In this study, no significant association was found between IgM/IgG seropositivity rate, age of first sexual intercourse, and condom use during sexual intercourse. Furthermore, no association was found between the age of the first pregnancy and IgM seropositivity. However, a significant association was found between IgG seropositivity, age at first pregnancy (X2 = 8.15; p = 0.02), and alcohol consumption (X2 = 4.26; p = 0.03). It should be noted that HSV-2 infection, like the majority of sexually transmitted infections (STIs), is systematically influenced by certain behaviours, most of which are characteristic of unfavourable socio-economic conditions [21], [22]. It is also interesting to note that alcohol consumption mainly affects sensation-seekers. [23], [24]. It could therefore influence the behaviour of these individuals to engage in unprotected sexual activity. A study conducted in Cape Town, South Africa, found an association between HIV infection and alcohol consumption [24]. Our results are contrary to those of Beydoun et al. [25], a study conducted among adults in the USA which found no association between alcohol consumption and HSV infection.
Limitations
The present study recorded some limitations. The small size of our sample does not allow us to generalise the results of this study.
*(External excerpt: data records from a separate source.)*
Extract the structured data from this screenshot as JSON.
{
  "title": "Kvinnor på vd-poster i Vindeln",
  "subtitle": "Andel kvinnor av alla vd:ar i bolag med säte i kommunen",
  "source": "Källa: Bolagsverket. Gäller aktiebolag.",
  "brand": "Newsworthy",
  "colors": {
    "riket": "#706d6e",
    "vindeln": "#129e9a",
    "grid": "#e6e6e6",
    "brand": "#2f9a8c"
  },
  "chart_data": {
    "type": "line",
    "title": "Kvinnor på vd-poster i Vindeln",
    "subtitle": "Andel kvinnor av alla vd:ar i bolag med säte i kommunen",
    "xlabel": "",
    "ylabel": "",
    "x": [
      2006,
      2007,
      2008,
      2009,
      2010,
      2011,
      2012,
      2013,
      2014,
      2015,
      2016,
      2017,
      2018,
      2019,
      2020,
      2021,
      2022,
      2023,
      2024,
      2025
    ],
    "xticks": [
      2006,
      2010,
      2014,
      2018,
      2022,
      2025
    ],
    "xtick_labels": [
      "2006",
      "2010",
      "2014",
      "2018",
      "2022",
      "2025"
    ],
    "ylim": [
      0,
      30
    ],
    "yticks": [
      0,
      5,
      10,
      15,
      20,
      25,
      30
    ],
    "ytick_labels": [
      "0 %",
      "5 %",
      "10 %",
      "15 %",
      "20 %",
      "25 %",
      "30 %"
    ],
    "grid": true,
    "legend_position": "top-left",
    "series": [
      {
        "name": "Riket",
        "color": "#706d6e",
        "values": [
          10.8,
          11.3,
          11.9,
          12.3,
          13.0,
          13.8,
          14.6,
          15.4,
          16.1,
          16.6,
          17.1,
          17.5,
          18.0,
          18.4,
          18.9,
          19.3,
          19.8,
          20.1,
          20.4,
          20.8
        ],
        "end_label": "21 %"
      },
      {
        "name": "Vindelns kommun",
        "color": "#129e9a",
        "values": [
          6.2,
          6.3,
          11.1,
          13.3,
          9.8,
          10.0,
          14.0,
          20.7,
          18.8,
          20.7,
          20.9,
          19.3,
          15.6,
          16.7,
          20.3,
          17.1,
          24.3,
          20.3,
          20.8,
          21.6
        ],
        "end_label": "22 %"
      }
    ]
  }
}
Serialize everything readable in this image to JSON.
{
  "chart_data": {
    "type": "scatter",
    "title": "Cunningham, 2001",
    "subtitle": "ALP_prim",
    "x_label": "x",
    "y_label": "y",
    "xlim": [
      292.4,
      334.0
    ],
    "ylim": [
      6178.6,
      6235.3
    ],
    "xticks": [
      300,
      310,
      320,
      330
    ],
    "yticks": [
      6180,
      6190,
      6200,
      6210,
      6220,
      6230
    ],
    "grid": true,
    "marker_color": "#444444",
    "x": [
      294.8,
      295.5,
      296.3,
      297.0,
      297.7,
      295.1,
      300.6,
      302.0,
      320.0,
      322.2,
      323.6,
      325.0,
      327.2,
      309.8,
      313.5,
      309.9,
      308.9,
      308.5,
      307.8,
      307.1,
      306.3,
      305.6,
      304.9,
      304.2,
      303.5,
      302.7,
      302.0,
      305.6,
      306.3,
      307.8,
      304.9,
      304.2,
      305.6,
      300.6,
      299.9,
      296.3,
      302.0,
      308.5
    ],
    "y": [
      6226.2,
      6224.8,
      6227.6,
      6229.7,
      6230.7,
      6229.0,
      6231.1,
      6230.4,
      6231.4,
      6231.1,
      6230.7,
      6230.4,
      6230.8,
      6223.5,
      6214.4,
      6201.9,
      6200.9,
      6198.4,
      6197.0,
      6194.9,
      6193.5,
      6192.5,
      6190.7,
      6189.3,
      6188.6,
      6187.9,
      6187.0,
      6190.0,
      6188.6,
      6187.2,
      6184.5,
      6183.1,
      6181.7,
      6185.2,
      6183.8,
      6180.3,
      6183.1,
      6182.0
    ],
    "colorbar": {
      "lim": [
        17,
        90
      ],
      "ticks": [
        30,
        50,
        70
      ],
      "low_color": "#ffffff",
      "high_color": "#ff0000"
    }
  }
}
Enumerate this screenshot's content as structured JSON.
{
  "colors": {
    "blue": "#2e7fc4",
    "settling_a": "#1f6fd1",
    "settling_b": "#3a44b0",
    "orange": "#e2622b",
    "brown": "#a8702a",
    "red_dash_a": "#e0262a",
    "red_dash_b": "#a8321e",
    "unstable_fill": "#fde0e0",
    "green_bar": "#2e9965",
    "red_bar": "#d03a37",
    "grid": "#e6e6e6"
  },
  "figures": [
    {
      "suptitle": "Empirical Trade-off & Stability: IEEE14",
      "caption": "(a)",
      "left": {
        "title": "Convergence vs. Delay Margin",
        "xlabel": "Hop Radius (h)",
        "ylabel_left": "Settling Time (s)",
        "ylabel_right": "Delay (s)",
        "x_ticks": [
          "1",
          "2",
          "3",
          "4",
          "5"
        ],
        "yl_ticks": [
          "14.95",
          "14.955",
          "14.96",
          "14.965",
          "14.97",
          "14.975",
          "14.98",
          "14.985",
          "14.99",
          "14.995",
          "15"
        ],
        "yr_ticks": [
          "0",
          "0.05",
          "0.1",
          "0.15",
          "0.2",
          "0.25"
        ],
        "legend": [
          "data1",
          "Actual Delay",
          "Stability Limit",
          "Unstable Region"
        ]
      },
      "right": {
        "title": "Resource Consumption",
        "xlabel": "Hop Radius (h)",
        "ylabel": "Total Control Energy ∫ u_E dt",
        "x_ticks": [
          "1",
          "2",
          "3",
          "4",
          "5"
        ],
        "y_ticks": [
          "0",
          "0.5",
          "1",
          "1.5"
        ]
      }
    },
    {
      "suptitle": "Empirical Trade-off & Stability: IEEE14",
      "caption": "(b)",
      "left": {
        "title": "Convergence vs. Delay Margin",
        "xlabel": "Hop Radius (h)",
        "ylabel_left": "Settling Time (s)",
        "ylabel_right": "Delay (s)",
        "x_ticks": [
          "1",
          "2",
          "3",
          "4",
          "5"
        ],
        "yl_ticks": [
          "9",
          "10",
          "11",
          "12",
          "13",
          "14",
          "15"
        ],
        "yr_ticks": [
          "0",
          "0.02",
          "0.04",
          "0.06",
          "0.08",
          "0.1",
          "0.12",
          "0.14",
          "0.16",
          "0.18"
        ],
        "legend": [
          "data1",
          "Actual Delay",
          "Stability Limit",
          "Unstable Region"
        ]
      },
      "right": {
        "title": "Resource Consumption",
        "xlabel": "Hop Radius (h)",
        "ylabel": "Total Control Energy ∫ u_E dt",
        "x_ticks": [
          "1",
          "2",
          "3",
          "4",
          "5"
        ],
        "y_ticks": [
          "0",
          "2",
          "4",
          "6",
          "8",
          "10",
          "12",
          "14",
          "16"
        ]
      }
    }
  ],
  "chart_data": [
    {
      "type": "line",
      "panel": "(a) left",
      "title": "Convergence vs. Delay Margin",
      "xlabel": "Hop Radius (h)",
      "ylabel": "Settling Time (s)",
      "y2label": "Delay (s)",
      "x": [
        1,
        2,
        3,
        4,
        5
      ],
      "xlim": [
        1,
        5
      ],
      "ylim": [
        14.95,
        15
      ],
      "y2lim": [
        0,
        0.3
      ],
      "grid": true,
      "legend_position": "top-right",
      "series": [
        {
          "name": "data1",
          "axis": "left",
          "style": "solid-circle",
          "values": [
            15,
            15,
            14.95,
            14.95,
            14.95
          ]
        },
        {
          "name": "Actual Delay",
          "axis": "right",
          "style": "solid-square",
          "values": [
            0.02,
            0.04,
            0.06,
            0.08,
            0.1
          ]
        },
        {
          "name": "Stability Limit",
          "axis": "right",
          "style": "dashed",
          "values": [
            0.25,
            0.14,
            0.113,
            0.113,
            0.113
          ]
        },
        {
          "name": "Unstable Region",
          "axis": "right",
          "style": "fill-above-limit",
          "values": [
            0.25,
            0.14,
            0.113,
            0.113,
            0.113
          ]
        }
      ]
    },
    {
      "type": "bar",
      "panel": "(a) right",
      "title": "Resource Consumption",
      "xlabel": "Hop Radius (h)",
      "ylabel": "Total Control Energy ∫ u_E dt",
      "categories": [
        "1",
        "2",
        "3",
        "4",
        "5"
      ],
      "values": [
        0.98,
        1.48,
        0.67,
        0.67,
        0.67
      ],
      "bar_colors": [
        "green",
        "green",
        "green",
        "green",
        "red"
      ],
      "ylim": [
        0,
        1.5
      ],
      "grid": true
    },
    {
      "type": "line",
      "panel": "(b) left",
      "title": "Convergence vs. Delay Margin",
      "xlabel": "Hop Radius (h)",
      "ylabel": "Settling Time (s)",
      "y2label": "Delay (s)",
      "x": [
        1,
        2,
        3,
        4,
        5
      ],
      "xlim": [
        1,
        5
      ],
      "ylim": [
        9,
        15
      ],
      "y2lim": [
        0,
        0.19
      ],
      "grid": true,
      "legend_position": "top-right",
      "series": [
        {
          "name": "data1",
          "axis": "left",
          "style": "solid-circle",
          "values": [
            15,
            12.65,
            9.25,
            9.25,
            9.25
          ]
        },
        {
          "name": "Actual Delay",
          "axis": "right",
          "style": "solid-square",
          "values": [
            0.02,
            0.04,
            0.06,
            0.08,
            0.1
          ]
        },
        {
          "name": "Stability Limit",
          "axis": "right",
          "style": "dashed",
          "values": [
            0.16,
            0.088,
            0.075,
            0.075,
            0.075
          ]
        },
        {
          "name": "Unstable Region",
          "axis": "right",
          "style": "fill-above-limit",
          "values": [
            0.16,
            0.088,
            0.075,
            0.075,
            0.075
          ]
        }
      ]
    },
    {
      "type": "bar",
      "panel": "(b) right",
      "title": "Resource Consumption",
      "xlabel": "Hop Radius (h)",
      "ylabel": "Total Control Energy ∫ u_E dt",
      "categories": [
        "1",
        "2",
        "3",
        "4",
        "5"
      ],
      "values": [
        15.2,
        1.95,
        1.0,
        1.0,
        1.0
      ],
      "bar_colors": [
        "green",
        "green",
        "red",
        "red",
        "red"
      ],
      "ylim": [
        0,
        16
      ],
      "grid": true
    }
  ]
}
This is justified by the scarcity of women attending antenatal clinics, the limited resources of the investigators, and the lack of funding. The nature of the study (cross-sectional study) did not allow us to carry out an in-depth analysis of the information collected from the pregnant women, in particular self-reported risk behaviour.
Conclusion
The study revealed a significant prevalence of HSV-2 antibodies among pregnant women at EMRC in Yaoundé, Cameroon, with IgG seropositivity notably higher than IgM. The findings highlight the importance of screening and monitoring HSV-2 among pregnant women, particularly those in their first trimester and those with a history of abortion, as they exhibited higher seroprevalence rates. Despite the relatively low prevalence of recent infections (IgM), the presence of IgG antibodies indicates ongoing exposure and potential risks of transmission to the foetus.
Recommendations
The findings of this study revealed a significant prevalence of HSV-2 antibodies among pregnant women at EMRC in Yaoundé, Cameroon. This underscores the need for targeted health campaigns to raise awareness, provide education, and offer preventive measures against genital herpes in order to reduce its impact on maternal and neonatal health. Further research and intervention programs are essential to address the burden of HSV-2 in resource-limited settings.